KJ Dell’Antonia is a novelist and former journalist and editor at to the New York Times, where she covered the personal and policy aspects of family for many years. She grew up in Texas and Kansas and attended Kansas State University, then spent her twenties locked in a struggle to marry her upbringing with the mysterious ways of Manhattan and East Coast culture and reconcile career choices that included practicing law at Cravath, Swaine and Moore and the New York County District Attorney's office with her childhood desire to be Anne of Green Gables, only with more publishing success. During the first internet boom, she became the worst Vice President of Business Development ever at an otherwise successful start-up.

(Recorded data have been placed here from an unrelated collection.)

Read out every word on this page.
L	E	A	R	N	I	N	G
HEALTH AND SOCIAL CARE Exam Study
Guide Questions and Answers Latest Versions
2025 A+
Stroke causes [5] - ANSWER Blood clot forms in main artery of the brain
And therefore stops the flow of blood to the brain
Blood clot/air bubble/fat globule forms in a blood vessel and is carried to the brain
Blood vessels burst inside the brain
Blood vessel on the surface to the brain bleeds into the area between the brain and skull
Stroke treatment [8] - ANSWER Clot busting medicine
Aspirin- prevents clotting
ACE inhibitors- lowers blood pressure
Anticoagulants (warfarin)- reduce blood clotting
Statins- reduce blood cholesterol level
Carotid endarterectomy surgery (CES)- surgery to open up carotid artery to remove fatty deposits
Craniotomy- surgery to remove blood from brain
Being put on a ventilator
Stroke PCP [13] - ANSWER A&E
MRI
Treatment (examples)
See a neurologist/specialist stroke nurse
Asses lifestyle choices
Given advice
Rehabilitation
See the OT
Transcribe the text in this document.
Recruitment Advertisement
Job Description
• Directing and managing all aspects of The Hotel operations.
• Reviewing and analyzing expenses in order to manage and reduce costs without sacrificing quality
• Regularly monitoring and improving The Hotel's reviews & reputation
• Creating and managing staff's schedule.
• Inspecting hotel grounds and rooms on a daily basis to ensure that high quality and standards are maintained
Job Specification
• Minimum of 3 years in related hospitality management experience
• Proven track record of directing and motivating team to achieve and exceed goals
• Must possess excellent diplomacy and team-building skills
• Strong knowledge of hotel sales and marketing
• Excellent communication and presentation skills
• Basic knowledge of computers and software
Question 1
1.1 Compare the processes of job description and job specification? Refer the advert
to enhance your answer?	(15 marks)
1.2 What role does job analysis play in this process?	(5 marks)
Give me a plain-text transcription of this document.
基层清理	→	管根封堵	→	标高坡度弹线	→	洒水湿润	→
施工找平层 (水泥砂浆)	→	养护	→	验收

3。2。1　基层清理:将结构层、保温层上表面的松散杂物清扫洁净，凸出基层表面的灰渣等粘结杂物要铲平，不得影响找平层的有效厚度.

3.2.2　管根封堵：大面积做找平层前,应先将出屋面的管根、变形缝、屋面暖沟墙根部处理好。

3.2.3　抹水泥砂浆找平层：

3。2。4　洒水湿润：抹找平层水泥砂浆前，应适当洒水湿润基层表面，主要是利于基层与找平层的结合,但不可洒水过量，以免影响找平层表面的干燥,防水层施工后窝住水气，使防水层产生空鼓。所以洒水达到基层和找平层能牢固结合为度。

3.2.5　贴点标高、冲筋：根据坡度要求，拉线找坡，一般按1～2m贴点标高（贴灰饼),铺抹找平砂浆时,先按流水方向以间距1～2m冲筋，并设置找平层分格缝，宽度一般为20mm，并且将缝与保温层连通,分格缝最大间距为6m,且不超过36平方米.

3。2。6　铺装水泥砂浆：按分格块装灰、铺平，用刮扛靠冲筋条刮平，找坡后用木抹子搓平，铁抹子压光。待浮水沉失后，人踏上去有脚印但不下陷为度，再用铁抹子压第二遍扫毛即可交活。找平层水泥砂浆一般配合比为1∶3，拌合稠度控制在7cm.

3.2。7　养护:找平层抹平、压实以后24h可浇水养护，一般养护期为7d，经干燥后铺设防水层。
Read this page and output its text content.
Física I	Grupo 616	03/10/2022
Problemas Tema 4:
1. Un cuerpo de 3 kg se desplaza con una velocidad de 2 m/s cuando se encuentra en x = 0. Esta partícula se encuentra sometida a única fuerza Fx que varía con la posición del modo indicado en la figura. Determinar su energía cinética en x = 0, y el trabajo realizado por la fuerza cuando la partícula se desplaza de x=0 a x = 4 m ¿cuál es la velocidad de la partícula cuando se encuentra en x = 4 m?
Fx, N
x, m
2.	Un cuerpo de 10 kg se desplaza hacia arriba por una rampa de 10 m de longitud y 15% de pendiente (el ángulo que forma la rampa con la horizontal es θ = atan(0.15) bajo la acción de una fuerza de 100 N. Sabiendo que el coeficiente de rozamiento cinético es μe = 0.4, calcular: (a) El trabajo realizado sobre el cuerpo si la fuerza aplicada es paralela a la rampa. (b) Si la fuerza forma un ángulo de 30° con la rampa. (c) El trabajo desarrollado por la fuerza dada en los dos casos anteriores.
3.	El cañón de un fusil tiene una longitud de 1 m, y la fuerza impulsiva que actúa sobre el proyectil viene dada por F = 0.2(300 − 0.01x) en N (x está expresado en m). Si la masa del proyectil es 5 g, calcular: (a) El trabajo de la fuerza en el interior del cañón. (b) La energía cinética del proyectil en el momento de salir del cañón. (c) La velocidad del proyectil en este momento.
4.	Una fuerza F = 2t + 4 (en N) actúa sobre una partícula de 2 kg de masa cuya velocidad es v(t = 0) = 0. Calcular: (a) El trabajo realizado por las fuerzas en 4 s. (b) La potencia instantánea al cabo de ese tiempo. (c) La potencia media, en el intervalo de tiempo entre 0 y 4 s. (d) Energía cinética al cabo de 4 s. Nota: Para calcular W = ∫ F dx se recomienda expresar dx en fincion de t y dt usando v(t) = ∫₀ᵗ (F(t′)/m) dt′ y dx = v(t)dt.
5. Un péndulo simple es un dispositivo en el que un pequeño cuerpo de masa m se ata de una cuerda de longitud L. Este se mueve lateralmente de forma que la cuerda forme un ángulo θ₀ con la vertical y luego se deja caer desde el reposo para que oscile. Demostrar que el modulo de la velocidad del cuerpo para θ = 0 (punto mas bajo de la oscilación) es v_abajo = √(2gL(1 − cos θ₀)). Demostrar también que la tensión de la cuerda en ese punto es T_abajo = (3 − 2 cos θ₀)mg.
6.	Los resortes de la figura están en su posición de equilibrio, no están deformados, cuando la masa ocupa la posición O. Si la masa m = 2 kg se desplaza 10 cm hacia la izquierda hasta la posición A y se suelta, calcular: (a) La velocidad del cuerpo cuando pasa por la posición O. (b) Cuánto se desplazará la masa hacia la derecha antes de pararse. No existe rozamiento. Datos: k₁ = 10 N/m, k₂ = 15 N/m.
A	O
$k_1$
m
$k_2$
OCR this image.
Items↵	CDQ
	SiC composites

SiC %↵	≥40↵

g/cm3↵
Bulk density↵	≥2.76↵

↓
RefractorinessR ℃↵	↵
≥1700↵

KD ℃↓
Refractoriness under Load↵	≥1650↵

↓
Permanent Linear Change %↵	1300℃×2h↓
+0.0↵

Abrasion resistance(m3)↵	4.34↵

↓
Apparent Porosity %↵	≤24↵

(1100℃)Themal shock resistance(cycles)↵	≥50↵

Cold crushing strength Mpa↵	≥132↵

Her subsequent layoff proved the perfect excuse to finally pursue journalism, and a move to a small town in New Hampshire didn’t stop her from eventually taking over the New York Times’ Motherlode blog. Her first book, How to Be a Happier Parent, developed as a result of her work there, but her heart was always in fiction. Her memories of the two chicken restaurants in the Kansas towns where her parents grew up sparked the creation of Chicken Mimi’s and Chicken Frannie’s, the two restaurants at the center of The Chicken Sisters, and the story grew from there. Her second novel, In Her Boots, is about the gap between the adults we think we have become, the child our mother will always see and our horrible fear that our mother is right—a story that grew from the complex relationship that every author has with the successful self we portray on the outside and the doubting voices that will always hammer away inside of our heads.
KJ lives in New Hampshire with her husband, four children and assorted horses, chickens, dogs and cats. She is the co-host of the #AmWriting Podcast and is hard at work on her third novel.